Duduk sumringah enggan menatap jam meski sedang menunggu seseorang. Sampai kapanpun akan ku tunggu, bukan masalah besar meski harus menunggumu 2 atau 3 jam lagi. Bukankah itu sangat singkat jika dibandingkan dengan penantian panjangku yang berdarah-darah selama 6 tahun belakangan? Ohh..sudahlah..aku tidak ingin merusak suasana hatiku yang luar biasa diluar kebiasaan, girang tingkat dewa, setelah entah kapan terakhir kalinya aku tersenyum lepas seperti ini.
Oke, biar aku luruskan, namaku Kinan Saskiasari Siregar, panggil saja Kinan perempuan 24 tahun yang bekerja sebagai karyawan sebuah bank swasta di pusat kota Surabaya. Surabaya? Lalu kenapa aku ada di Medan? Well it’s quite complicated.. Sebenarnya aku batak tulen, hanya saja peristiwa enam tahun lalu benar-benar memaksaku untuk meninggalkan kota Medan tercinta dan merantau ke Surabaya.
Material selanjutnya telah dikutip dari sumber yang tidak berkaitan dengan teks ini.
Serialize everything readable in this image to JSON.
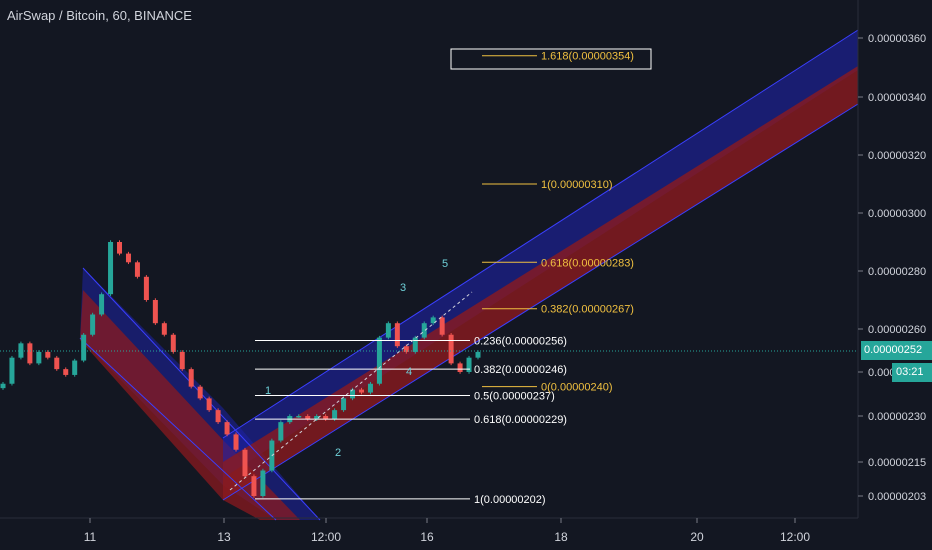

Seperti kebanyakan reality show, aku mengenal seorang pria dengan senyum 1000 watt yang unforgotable saat aku masih duduk dibangku kelas dua sekolah menengah di Brastagi, sebuah kota kecil di Sumatera Utara. Bak pangeran berkuda putih, Muhammad Novaldi Simanjuntak menyelamatkanku dari suramnya masa puber (hehe), meski banyak yang bilang aku cukup manis entah mengapa rasanya enggan menjalin hubungan dengan sesama batak, waktu itu entah dari mana asalnya aku benar-benar menggilai pria dengan mata minimalis, berkulit putih yang ulet dan pandai, chinesse tepatnya, sayangnya cukup sulit menemukan chinesse di kota kecil ini, hingga akhirnya ambisi yang gak jelas itu menyerah. Aku benar-benar tak pernah bisa menghilangkan Noval dari tiap inci otakku sejak pertama kali anak baru di sekolahku itu datang dengan tampang songongnya, tak banyak bicara, hanya perkenalan singkat yang tak pernah aku lupakan.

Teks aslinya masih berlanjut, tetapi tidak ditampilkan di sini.